MARCELLO CASAL JR/ABR/JC
Ex-presidente trava batalha judicial para retomar o cargo
A Corte Suprema do Paraguai, equivalente ao Supremo Tribunal Federal (STF), aceitou ontem ação impetrada pelo ex-presidente Fernando Lugo que pede a inconstitucionalidade do rito sumário de impeachment ao qual foi submetido no dia 22 de junho pelo Congresso de seu país. O presidente da Corte, Víctor Núñez, confirmou que a ação já iniciou seu processo de tramitação e foi encaminhada ao Ministério Público.
O promotor-geral do Estado, Javier Diaz Verón, tem, a partir de hoje, um prazo de 18 dias hábeis para emitir seu parecer sobre a constitucionalidade do julgamento político de Lugo. Os advogados do presidente deposto alegam que o impeachment, que durou menos de 24 horas, não deu tempo suficiente a Lugo para preparar sua defesa. O ex-presidente teve somente duas horas de defesa durante o processo-relâmpago.

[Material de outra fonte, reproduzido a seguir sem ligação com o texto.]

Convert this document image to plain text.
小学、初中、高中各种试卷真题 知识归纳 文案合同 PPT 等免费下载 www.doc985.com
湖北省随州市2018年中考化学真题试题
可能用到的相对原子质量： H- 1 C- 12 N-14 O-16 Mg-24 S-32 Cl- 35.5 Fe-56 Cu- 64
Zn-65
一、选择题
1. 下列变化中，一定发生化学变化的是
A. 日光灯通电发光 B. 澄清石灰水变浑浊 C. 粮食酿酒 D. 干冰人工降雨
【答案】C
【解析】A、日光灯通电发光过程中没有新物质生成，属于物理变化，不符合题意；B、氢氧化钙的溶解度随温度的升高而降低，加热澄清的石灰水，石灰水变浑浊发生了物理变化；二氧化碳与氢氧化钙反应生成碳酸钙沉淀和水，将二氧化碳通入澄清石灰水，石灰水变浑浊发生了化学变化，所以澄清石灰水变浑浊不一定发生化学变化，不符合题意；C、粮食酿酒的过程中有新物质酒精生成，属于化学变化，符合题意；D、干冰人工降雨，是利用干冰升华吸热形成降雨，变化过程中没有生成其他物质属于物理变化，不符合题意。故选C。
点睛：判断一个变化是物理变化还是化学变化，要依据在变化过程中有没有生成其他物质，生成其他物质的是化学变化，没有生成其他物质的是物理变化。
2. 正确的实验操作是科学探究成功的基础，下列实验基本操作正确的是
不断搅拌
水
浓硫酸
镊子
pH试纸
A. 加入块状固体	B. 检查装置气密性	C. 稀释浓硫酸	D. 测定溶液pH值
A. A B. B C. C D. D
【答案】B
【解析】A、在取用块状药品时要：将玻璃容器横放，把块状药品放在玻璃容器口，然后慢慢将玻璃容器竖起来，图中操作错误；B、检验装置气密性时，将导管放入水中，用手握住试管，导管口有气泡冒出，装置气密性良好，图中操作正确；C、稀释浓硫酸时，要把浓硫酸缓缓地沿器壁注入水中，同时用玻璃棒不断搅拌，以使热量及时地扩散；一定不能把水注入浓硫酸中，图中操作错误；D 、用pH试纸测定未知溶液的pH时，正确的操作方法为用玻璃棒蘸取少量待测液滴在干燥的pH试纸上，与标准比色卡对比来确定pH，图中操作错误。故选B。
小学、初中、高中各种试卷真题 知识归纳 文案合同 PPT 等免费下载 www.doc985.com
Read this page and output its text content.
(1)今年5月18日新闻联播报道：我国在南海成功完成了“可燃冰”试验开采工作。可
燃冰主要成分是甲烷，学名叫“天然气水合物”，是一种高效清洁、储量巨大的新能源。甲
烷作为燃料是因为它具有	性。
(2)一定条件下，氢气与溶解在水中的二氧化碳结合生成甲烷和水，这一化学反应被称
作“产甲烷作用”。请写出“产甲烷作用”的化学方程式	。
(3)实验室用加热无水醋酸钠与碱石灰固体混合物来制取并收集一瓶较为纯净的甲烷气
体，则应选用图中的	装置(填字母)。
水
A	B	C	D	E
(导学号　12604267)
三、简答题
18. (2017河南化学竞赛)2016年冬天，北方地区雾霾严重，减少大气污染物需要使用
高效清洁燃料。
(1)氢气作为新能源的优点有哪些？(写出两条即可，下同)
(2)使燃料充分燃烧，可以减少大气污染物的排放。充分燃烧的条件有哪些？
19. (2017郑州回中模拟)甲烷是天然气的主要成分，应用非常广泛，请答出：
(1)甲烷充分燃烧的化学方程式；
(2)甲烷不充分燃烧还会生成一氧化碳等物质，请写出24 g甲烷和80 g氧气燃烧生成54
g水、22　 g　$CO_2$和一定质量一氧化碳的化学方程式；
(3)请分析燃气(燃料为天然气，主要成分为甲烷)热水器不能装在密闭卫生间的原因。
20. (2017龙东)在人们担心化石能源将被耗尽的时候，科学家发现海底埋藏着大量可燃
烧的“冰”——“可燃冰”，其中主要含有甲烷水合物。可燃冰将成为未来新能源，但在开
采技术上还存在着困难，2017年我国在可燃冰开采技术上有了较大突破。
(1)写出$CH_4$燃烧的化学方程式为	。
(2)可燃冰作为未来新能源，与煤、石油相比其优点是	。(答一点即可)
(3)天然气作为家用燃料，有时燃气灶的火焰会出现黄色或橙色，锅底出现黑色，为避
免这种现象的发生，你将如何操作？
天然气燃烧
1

O parecer da Promotoria Pública será encaminhado ao Senado, que também terá o prazo de 18 dias para apresentar seus argumentos sobre a votação-relâmpago da destituição de Lugo. Cumprida esta etapa, o processo retorna à Corte, para ser analisado pela denominada Sala Constitucional, integrada pelos juízes Antonio Fretes e Gladys Bareiro de Módica, além do presidente Núñez.
Os juízes terão um prazo de 30 dias para proferir a sentença final sobre o caso. A primeira ação de inconstitucionalidade apresentada pelos advogados de Lugo havia sido rejeitada pela Corte. A ação atual é a primeira possibilidade real de que a Justiça do Paraguai possa se pronunciar sobre a destituição de Lugo, faltando apenas 14 meses para o final de seu mandato. Os advogados do presidente deposto argumentam que, não só o prazo foi irregular, como também a forma do processo de impeachment.
O ministro Relações Exteriores do Brasil, Antonio Patriota, minimizou ontem a posição da missão da Organização dos Estados Americanos (OEA) enviada ao Paraguai para avaliar o processo de impeachment do presidente Fernando Lugo. Liderado pelo secretário-geral da organização, José Miguel Insulza, o grupo avaliou que o processo respeitou a Constituição paraguaia.
Para o chanceler brasileiro, não há divergências entre esse posicionamento e aquele adotado pelos países do Mercosul e Unasul, que suspenderam o Paraguai por desrespeito à democracia, mas sem sanções econômicas. “A verdade é que a OEA não adotou posição alguma. (...) O que ocorreu foi uma manifestação do secretário-geral da OEA, mas que não reflete o consenso dos estados-membros”, afirmou o ministro em audiência pública no Senado Federal.